Ese fue uno de los motivos por los cuales hubo un lento tratamiento que incluyó varias intervenciones. La primera de ellas se hizo en setiembre. La última hace pocos días y llevó cinco horas. En menos de 24 horas volvieron a ver en un ciento por ciento. Yolanda Santos Cansino fue operada en el Hospital Santa Lucía y recuperó parcialmente la visión del ojo derecho, del que era completamente ciega. Durante el tiempo que pasaron en Buenos aires, los chicos estudiaron con docentes de la Escuela Domiciliaria 2. Matías sabe ahora escribir su nombre, aunque le cuesta todavía el Cansino, dice. Ayer, Gustavo comenzaba a descansar. Durante estos años ha sido él quien llevo adelante la casa, cocinó, limpió y veló por todos. Ahora, entre todos intentan ordenar la casa, un solo cuarto de cuatro por cuatro, que no tiene ni luz ni agua. Limpian los utensilios con restos de barro, airean ropa húmeda y raída, y ríen en medio del pueblo al que ven maravillados aunque huela a humedad y abandono.

 

Las cataratas congénitas

“Las cataratas congénitas pueden aparecer a partir de una enfermedad de la madre, que después se transmite al feto: una rubeola, un déficit vitaminario, o una toxoplasmosis”, explicó a Página/12 el doctor Alberto Ferraina, jefe de los consultorios externos de Oftalmología del Hospital de Clínicas. “También pueden darse como parte de un síndrome malformativo, pero en ese caso están acompañadas de otras patologías, como por ejemplo la hipocalcemia”, agregó.

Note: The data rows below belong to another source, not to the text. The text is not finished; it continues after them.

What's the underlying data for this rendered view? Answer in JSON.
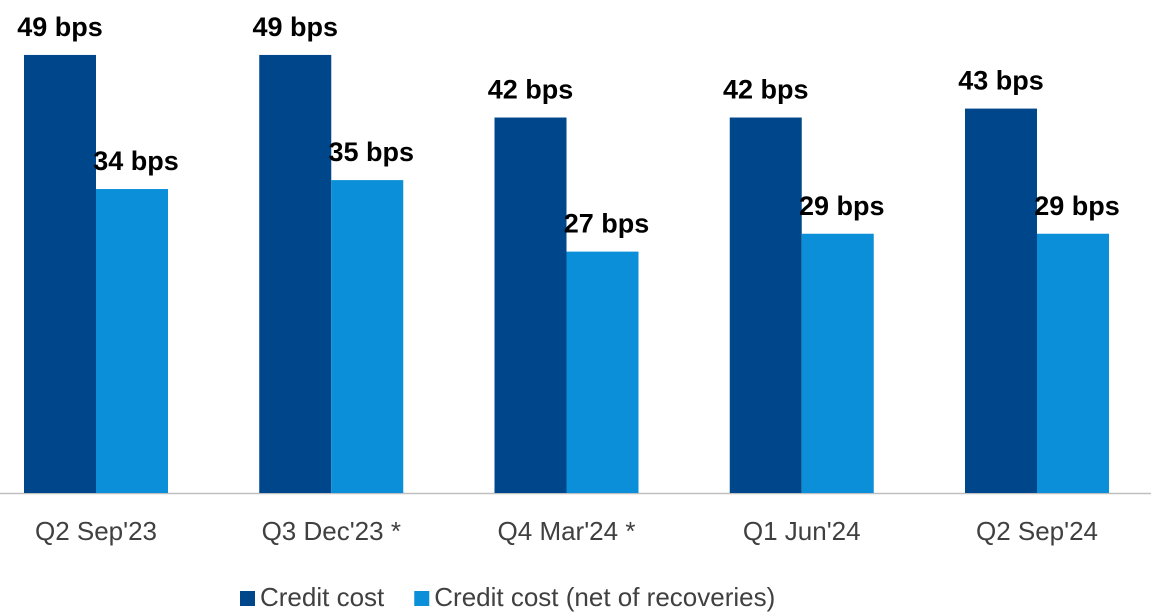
{
  "chart_data": {
    "type": "bar",
    "categories": [
      "Q2 Sep'23",
      "Q3 Dec'23 *",
      "Q4 Mar'24 *",
      "Q1 Jun'24",
      "Q2 Sep'24"
    ],
    "series": [
      {
        "name": "Credit cost",
        "color": "#00468b",
        "values": [
          49,
          49,
          42,
          42,
          43
        ],
        "value_labels": [
          "49 bps",
          "49 bps",
          "42 bps",
          "42 bps",
          "43 bps"
        ]
      },
      {
        "name": "Credit cost (net of recoveries)",
        "color": "#0a8fd8",
        "values": [
          34,
          35,
          27,
          29,
          29
        ],
        "value_labels": [
          "34 bps",
          "35 bps",
          "27 bps",
          "29 bps",
          "29 bps"
        ]
      }
    ],
    "legend": "bottom"
  }
}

Según el especialista, la única solución para esta patología es la cirugía, “porque consiste en la opacidad del cristalino, por lo que no se arregla con anteojos”. En el caso de los ancianos, indicó Ferraina, es un problema habitual, por el envejecimiento natural del cristalino. La visión se recupera fácilmente con la extracción del cristalino y la implantación de un lente. “En un chico es distinto: si no lo opero apenas diagnostico la patología, el ojo se ambliopiza; esto quiere decir que pierde capacidad de visión porque no recibe los suficientes estímulos”, aclaró.

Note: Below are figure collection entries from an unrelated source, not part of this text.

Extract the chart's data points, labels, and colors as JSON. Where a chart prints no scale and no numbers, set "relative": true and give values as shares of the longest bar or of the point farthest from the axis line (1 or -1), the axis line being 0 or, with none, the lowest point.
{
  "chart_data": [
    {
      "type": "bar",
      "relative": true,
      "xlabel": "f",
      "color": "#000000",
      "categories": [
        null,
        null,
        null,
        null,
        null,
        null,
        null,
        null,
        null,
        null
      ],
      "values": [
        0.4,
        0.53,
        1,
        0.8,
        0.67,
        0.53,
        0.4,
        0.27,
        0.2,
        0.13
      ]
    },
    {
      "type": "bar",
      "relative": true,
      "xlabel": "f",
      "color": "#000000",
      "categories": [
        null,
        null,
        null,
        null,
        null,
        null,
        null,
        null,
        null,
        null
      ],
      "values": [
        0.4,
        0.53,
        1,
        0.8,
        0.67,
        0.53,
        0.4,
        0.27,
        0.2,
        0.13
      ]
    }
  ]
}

Ferraina comentó que si bien no es un problema muy frecuente, es común que a los hospitales públicos lleguen chicos con cataratas congénitas. “Lamentablemente, es una enfermedad muy vinculada con el nivel social y económico. No sólo por falta de control de la mamá durante el embarazo, sino también por la distancia y la pobreza, que hacen difícil acceder a una atención adecuada”.